The article suggested the possibility of using
radio waves to communicate without wires.The year was 1894, and the most modern
way to send a message was over telegraph wires. (Heinrich Herz, for whom the
units hertz and megahertz are named, had discovered and first produced radio
waves in 1888.)
Guglielmo Marconi jumped right on the problem. He began
experimenting at his family's home near Bologna. Within a year he had sent and
received signals beyond the range of vision (including over a hill) and then
over increasingly great distances -- up to two miles! He took out a patent in
1896. The Italian government was not interested in Marconi's work, but
the British Admiralty was, and it installed Marconi's radio equipment in
some of its ships. Radio transmission was pushed to greater and greater
lengths, and by 1899, Guglielmo Marconi had sent a signal nine miles across the
Bristol Channel and 31 miles across the English Channel to France.
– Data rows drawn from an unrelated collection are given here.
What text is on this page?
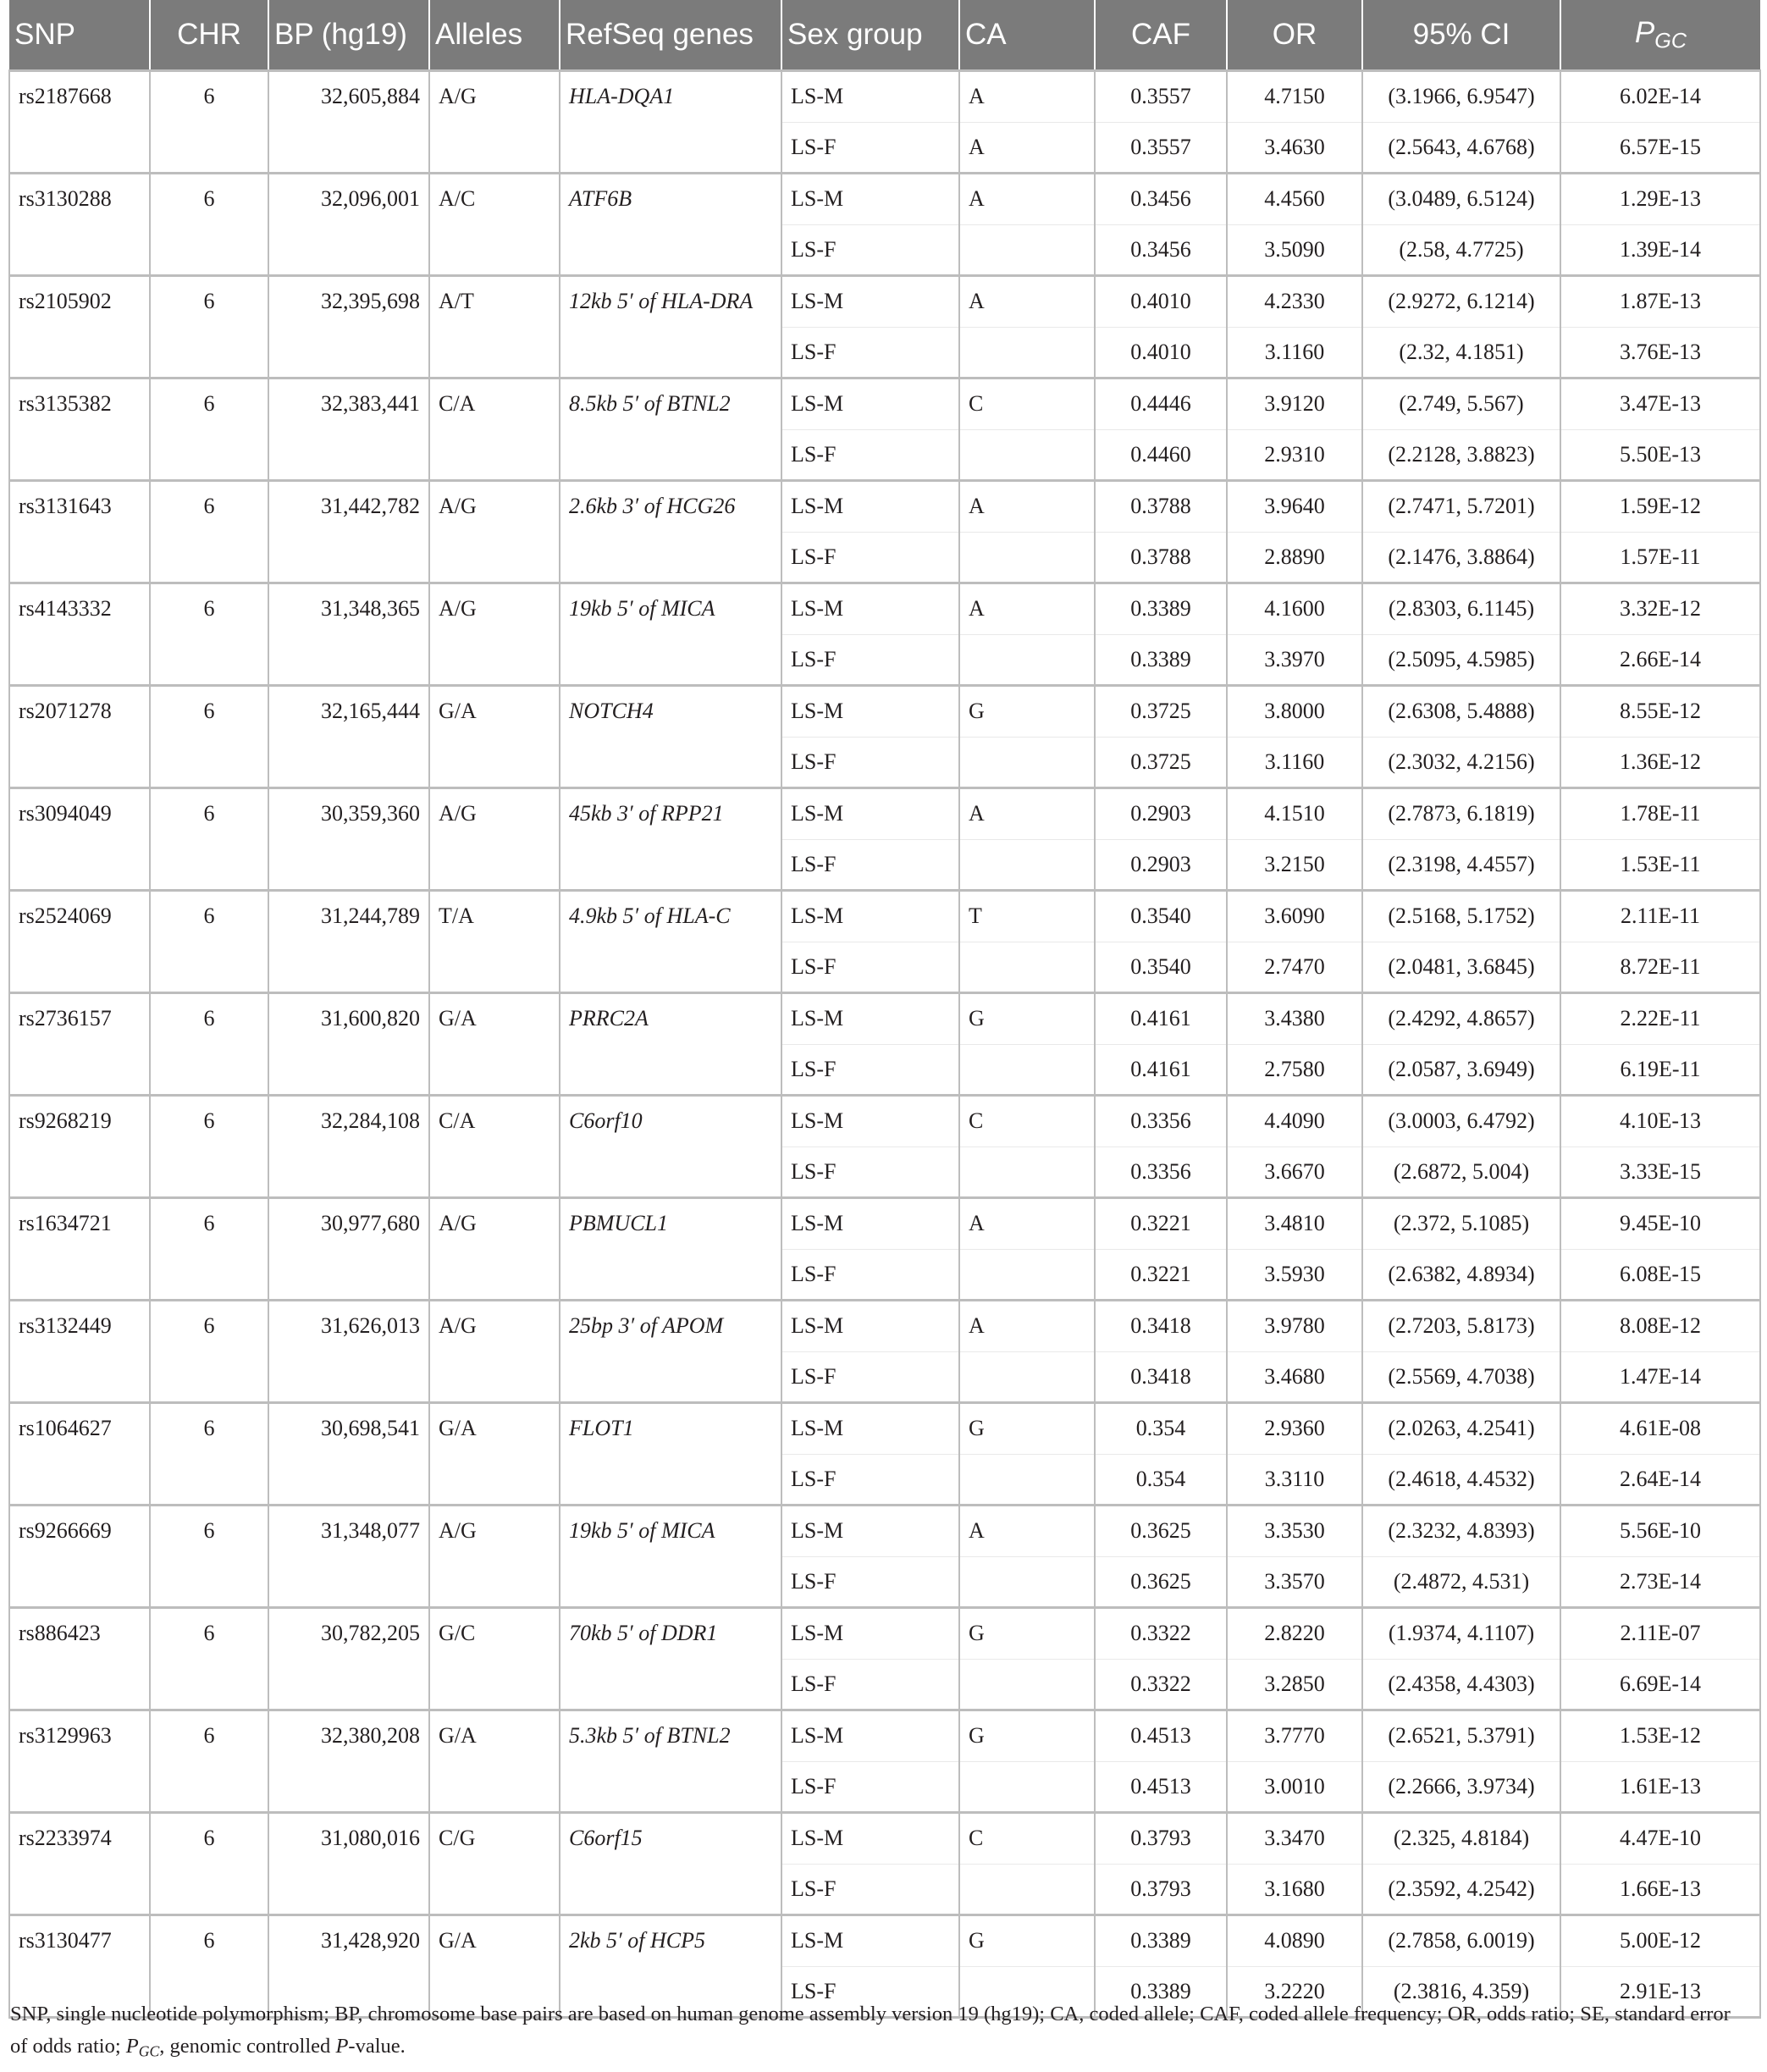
SNP	CHR	BP (hg19)	Alleles	RefSeq genes	Sex group	CA	CAF	OR	95% CI	PGC
rs2187668	6	32,605,884	A/G	HLA-DQA1	LS-M	A	0.3557	4.7150	(3.1966, 6.9547)	6.02E-14
					LS-F	A	0.3557	3.4630	(2.5643, 4.6768)	6.57E-15
rs3130288	6	32,096,001	A/C	ATF6B	LS-M	A	0.3456	4.4560	(3.0489, 6.5124)	1.29E-13
					LS-F		0.3456	3.5090	(2.58, 4.7725)	1.39E-14
rs2105902	6	32,395,698	A/T	12kb 5′ of HLA-DRA	LS-M	A	0.4010	4.2330	(2.9272, 6.1214)	1.87E-13
					LS-F		0.4010	3.1160	(2.32, 4.1851)	3.76E-13
rs3135382	6	32,383,441	C/A	8.5kb 5′ of BTNL2	LS-M	C	0.4446	3.9120	(2.749, 5.567)	3.47E-13
					LS-F		0.4460	2.9310	(2.2128, 3.8823)	5.50E-13
rs3131643	6	31,442,782	A/G	2.6kb 3′ of HCG26	LS-M	A	0.3788	3.9640	(2.7471, 5.7201)	1.59E-12
					LS-F		0.3788	2.8890	(2.1476, 3.8864)	1.57E-11
rs4143332	6	31,348,365	A/G	19kb 5′ of MICA	LS-M	A	0.3389	4.1600	(2.8303, 6.1145)	3.32E-12
					LS-F		0.3389	3.3970	(2.5095, 4.5985)	2.66E-14
rs2071278	6	32,165,444	G/A	NOTCH4	LS-M	G	0.3725	3.8000	(2.6308, 5.4888)	8.55E-12
					LS-F		0.3725	3.1160	(2.3032, 4.2156)	1.36E-12
rs3094049	6	30,359,360	A/G	45kb 3′ of RPP21	LS-M	A	0.2903	4.1510	(2.7873, 6.1819)	1.78E-11
					LS-F		0.2903	3.2150	(2.3198, 4.4557)	1.53E-11
rs2524069	6	31,244,789	T/A	4.9kb 5′ of HLA-C	LS-M	T	0.3540	3.6090	(2.5168, 5.1752)	2.11E-11
					LS-F		0.3540	2.7470	(2.0481, 3.6845)	8.72E-11
rs2736157	6	31,600,820	G/A	PRRC2A	LS-M	G	0.4161	3.4380	(2.4292, 4.8657)	2.22E-11
					LS-F		0.4161	2.7580	(2.0587, 3.6949)	6.19E-11
rs9268219	6	32,284,108	C/A	C6orf10	LS-M	C	0.3356	4.4090	(3.0003, 6.4792)	4.10E-13
					LS-F		0.3356	3.6670	(2.6872, 5.004)	3.33E-15
rs1634721	6	30,977,680	A/G	PBMUCL1	LS-M	A	0.3221	3.4810	(2.372, 5.1085)	9.45E-10
					LS-F		0.3221	3.5930	(2.6382, 4.8934)	6.08E-15
rs3132449	6	31,626,013	A/G	25bp 3′ of APOM	LS-M	A	0.3418	3.9780	(2.7203, 5.8173)	8.08E-12
					LS-F		0.3418	3.4680	(2.5569, 4.7038)	1.47E-14
rs1064627	6	30,698,541	G/A	FLOT1	LS-M	G	0.354	2.9360	(2.0263, 4.2541)	4.61E-08
					LS-F		0.354	3.3110	(2.4618, 4.4532)	2.64E-14
rs9266669	6	31,348,077	A/G	19kb 5′ of MICA	LS-M	A	0.3625	3.3530	(2.3232, 4.8393)	5.56E-10
					LS-F		0.3625	3.3570	(2.4872, 4.531)	2.73E-14
rs886423	6	30,782,205	G/C	70kb 5′ of DDR1	LS-M	G	0.3322	2.8220	(1.9374, 4.1107)	2.11E-07
					LS-F		0.3322	3.2850	(2.4358, 4.4303)	6.69E-14
rs3129963	6	32,380,208	G/A	5.3kb 5′ of BTNL2	LS-M	G	0.4513	3.7770	(2.6521, 5.3791)	1.53E-12
					LS-F		0.4513	3.0010	(2.2666, 3.9734)	1.61E-13
rs2233974	6	31,080,016	C/G	C6orf15	LS-M	C	0.3793	3.3470	(2.325, 4.8184)	4.47E-10
					LS-F		0.3793	3.1680	(2.3592, 4.2542)	1.66E-13
rs3130477	6	31,428,920	G/A	2kb 5′ of HCP5	LS-M	G	0.3389	4.0890	(2.7858, 6.0019)	5.00E-12
					LS-F		0.3389	3.2220	(2.3816, 4.359)	2.91E-13
SNP, single nucleotide polymorphism; BP, chromosome base pairs are based on human genome assembly version 19 (hg19); CA, coded allele; CAF, coded allele frequency; OR, odds ratio; SE, standard error of odds ratio; PGC, genomic controlled P-value.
Most people
believed that the curvature of the earth would prevent sending a signal much
farther than 200 miles, so when Guglielmo Marconi was able to transmit across the
Atlantic ocean in 1901, people were stunned. It opened the door to a rapidly
developing wireless industry.
Guglielmo Marconi continued to refine and
expand upon his inventions in the next few years, and then turned toward the
business aspects of his work. In 1909 he won the Nobel Prize in physics, shared
with Karl Ferdinand Braun whose modifications to Marconi's transmitters
significantly increased their range and usefulness.